We will present a new module for Cigale designed especially for low-luminosity AGN that helps us to recover the black hole properties even for radiatively inefficient accretion disks (like Advection-dominated accretion flow (ADAF) or regular truncated disk). We can understand the Eddington rate distribution and Black Hole mass function in the local Universe by combining this sample with high-luminosity ones, like BASS. 

 

We also studied some sources of this sample to understand all the details of AGN Feedback in action. For one in particular, we will show Spitzer IRS spectral maps that reveal spectacular, extended H2 emission from warm (200-300 K) molecular gas in the inner 2.5 kpc of the spiral galaxy M58 (NGC4579). Gemini NIRI imaging of the H2 1-0 S(1) emission line and archival ALMA CO 2-1 and HST multiband imaging show that most of the H2 emission corresponds to lanes of dusty molecular gas that spiral towards the galaxy nucleus, where the PAH emission is consistent with excitation by UV radiation from old stars in the galaxy bulge rather than star formation.
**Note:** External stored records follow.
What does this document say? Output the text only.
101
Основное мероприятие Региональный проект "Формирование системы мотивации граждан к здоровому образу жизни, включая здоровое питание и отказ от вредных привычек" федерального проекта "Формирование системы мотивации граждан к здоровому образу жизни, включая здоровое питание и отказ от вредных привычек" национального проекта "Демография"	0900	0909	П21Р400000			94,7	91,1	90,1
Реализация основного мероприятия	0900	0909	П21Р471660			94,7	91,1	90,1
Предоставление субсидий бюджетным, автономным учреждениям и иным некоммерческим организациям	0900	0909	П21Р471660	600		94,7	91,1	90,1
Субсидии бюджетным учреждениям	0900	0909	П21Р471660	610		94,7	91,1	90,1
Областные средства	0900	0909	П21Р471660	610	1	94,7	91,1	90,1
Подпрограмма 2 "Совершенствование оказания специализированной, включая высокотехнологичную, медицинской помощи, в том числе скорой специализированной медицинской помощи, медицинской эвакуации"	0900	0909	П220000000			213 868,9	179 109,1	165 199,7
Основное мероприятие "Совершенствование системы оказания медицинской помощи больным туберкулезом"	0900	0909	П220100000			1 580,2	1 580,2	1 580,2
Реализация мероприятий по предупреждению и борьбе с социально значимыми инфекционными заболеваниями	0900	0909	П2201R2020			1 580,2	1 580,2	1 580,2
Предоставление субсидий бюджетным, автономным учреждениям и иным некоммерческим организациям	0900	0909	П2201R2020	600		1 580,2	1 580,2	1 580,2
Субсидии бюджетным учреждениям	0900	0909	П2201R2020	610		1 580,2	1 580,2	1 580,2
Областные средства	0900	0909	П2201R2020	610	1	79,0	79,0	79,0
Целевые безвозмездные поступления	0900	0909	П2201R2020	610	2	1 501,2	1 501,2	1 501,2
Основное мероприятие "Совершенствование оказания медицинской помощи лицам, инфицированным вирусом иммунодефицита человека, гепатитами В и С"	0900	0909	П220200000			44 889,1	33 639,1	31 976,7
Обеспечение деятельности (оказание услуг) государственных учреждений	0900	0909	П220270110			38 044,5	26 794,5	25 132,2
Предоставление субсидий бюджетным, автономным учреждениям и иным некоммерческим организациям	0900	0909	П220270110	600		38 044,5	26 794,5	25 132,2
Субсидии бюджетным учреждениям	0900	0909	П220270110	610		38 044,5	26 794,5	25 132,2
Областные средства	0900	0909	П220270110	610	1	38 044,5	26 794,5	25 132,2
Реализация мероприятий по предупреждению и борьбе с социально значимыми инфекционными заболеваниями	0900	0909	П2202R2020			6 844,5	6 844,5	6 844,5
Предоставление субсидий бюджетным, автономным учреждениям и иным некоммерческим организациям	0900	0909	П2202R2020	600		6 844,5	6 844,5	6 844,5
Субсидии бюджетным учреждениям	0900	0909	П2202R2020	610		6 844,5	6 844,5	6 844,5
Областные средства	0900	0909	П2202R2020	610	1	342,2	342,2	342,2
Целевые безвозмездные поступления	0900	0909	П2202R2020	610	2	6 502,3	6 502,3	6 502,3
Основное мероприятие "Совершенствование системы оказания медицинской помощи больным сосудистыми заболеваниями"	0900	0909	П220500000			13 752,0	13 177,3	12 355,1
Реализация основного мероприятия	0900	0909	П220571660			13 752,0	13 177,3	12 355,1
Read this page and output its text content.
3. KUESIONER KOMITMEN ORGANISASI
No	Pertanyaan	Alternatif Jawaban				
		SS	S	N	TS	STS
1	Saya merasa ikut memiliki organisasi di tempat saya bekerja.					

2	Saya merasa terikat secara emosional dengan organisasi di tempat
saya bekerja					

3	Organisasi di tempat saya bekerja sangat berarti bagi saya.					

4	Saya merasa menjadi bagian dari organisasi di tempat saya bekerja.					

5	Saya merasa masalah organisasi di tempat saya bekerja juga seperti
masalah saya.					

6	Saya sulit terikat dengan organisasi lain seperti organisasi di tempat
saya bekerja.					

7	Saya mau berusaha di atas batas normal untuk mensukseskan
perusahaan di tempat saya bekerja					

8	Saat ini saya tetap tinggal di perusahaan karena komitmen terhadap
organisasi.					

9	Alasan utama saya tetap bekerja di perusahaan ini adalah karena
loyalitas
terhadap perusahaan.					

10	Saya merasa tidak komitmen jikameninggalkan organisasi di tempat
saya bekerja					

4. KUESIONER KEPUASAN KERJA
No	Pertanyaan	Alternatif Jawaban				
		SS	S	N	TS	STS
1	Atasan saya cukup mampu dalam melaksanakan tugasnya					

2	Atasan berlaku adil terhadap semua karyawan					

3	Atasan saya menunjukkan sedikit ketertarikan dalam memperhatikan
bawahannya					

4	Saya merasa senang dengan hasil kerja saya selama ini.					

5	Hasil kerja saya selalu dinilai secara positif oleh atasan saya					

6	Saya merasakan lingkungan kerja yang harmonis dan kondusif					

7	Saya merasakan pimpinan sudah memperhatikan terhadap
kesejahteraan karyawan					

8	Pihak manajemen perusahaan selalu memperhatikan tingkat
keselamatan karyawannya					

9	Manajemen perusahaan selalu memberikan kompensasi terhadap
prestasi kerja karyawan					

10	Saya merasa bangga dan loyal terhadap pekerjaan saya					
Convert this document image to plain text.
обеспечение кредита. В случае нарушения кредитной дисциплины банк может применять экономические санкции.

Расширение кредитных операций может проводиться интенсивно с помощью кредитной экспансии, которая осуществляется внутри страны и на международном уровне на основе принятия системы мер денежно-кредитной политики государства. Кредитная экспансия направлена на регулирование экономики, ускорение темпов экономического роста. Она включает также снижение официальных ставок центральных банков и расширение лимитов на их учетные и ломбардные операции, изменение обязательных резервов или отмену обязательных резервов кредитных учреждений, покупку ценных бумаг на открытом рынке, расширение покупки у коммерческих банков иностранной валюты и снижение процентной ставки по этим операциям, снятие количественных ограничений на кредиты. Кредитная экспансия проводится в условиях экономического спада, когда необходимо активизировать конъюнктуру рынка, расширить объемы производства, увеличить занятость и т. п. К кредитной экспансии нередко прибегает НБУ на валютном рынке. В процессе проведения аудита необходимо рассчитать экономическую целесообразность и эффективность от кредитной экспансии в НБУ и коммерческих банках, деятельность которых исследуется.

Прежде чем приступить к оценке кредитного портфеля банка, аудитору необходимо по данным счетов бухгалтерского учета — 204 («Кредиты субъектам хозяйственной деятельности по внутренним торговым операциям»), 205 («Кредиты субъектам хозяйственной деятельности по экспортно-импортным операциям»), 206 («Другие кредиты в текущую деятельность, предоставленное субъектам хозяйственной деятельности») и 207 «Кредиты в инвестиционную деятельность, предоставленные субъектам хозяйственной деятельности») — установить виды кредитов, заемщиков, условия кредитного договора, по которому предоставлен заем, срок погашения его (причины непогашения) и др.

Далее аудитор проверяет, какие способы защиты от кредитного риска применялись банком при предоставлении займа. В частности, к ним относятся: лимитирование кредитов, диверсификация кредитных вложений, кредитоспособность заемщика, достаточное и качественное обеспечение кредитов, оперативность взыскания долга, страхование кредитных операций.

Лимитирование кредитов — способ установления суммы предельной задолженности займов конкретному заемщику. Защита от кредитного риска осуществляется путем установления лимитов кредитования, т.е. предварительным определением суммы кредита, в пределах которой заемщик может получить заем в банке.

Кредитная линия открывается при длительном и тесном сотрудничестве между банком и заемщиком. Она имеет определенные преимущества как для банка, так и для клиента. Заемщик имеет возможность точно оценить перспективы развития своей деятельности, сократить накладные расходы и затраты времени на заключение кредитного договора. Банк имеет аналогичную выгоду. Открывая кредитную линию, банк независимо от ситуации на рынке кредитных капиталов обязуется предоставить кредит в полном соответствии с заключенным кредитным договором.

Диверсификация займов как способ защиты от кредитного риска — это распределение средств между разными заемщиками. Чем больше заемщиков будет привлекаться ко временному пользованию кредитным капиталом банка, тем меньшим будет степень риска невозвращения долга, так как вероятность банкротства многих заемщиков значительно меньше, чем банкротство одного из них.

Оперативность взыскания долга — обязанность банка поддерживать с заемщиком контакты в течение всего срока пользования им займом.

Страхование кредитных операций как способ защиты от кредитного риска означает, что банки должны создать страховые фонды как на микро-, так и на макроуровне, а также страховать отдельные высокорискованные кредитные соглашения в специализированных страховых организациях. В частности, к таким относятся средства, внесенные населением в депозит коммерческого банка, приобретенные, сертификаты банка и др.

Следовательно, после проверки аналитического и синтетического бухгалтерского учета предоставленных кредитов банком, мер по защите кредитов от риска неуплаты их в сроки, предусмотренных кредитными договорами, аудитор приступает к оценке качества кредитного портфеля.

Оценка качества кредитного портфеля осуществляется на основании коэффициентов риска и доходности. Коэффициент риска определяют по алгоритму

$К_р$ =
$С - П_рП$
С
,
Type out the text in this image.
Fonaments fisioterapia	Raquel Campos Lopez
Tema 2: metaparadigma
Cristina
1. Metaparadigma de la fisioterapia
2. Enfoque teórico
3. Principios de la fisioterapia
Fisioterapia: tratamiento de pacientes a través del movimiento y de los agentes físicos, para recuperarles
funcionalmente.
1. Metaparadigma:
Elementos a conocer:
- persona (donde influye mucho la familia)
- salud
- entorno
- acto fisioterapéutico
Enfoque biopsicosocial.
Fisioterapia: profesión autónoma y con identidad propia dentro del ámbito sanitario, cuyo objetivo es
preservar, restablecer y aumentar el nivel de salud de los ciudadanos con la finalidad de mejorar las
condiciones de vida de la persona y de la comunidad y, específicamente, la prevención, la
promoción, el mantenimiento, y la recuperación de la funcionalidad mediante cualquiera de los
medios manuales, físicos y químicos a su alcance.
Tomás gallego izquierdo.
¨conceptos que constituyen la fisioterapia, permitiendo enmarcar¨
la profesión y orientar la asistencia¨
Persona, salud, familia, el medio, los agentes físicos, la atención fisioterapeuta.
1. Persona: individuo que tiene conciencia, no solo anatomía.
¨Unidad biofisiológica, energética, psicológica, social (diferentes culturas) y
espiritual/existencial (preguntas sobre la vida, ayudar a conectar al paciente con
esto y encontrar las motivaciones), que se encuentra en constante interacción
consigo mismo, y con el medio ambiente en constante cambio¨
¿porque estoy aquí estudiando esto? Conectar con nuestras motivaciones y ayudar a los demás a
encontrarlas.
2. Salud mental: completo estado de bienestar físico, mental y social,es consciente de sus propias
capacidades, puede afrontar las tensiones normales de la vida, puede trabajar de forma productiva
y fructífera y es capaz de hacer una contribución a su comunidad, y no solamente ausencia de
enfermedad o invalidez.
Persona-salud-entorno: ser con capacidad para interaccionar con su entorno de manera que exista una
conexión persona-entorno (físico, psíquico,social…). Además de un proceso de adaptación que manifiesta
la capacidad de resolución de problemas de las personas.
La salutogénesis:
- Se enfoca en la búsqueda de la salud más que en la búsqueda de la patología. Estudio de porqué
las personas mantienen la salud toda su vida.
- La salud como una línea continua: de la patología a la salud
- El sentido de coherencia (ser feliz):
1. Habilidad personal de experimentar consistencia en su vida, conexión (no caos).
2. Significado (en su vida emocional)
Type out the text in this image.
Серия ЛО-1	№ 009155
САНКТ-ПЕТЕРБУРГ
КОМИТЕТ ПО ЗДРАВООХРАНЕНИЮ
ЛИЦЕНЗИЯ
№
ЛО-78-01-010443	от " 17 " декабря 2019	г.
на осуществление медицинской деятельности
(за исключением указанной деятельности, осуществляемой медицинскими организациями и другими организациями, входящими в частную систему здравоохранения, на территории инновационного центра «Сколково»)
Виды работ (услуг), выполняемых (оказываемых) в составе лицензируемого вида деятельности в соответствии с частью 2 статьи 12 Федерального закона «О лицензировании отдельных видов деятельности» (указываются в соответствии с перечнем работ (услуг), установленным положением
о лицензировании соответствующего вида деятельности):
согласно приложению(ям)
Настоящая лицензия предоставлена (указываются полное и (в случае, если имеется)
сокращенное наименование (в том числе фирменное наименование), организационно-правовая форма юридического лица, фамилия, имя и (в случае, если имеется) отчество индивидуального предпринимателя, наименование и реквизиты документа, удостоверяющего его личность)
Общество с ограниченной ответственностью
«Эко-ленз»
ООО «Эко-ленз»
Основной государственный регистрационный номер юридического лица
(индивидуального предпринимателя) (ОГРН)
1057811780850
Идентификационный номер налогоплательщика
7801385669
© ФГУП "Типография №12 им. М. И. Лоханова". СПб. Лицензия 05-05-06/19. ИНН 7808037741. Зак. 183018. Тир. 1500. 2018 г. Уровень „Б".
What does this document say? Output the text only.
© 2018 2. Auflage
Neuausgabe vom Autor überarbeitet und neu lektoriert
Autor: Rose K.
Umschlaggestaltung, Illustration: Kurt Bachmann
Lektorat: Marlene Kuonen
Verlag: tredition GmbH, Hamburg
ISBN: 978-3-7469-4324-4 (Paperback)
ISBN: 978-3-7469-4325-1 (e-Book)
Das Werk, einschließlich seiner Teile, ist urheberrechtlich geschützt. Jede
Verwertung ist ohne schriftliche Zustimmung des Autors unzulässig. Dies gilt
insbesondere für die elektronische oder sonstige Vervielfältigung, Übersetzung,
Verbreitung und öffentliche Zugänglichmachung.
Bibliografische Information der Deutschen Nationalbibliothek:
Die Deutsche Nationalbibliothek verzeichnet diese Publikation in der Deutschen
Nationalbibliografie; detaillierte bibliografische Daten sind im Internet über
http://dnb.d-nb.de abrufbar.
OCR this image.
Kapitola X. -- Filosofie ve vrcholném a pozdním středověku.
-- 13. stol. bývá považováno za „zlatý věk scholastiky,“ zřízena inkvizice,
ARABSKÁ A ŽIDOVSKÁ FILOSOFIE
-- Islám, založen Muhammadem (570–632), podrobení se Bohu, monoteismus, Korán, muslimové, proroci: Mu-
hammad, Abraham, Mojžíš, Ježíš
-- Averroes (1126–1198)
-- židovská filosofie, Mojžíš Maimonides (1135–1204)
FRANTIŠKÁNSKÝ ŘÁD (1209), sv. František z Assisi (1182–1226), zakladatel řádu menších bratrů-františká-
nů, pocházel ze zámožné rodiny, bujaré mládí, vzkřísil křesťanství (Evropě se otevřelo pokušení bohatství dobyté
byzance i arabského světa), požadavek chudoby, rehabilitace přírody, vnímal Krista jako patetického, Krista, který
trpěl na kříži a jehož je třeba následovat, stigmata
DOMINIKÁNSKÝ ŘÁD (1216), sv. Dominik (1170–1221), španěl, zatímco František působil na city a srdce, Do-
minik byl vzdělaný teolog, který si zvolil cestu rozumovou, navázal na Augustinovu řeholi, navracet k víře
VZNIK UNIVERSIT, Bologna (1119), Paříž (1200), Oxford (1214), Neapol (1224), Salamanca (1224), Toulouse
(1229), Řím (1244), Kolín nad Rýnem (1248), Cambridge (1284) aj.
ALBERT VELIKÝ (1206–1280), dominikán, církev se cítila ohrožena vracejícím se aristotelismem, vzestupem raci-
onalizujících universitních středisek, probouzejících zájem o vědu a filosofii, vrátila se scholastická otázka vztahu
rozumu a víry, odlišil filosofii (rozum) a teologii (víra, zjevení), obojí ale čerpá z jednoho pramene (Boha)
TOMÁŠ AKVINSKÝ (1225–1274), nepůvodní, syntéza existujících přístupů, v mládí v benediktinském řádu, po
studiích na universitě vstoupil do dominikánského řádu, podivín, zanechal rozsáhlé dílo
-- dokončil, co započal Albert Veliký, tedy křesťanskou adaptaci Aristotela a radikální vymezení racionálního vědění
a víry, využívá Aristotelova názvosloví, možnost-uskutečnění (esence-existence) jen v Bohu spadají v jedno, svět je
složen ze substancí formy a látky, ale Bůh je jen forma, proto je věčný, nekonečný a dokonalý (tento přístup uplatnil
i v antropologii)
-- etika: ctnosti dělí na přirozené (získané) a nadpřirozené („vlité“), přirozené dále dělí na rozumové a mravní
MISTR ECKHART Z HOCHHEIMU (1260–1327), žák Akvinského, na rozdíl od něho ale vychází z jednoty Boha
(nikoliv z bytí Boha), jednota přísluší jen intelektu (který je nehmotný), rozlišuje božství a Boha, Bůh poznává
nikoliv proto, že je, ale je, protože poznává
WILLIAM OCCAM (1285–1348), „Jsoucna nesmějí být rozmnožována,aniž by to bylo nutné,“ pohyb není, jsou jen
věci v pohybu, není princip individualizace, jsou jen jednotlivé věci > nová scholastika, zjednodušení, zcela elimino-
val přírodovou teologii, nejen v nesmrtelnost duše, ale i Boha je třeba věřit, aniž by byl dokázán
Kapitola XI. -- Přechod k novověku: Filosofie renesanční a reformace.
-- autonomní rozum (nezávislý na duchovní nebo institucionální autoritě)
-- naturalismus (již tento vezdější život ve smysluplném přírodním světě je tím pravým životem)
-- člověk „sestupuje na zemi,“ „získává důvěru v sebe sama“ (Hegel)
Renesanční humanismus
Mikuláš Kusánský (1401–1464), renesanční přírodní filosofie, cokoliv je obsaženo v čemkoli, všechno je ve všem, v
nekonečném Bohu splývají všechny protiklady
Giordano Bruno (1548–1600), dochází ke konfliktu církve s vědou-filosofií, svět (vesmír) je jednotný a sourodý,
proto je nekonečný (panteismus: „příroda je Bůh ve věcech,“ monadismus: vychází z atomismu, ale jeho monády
The most plausible scenario is that the inner radio jet is shock-heating the kpc-scale molecular disk. Jet-shocked H2 may impact star formation and help regulate the masses of the stellar bulges and SMBH in otherwise normal spiral galaxies. In the future, JWST will observe this galaxy (Cycle 2, PI: Lopez, IE) to resolve spatially and kinematically the jet-ISM interactions at a scale of 10 pc and determine what fraction of the molecular and ionized gas is heated in place and what fraction is an outflow. JWST will also yield the molecular and ionized gas outflow rates, which we will compare to the SMBH accretion and nuclear star formation rates to determine how important these processes are in regulating both.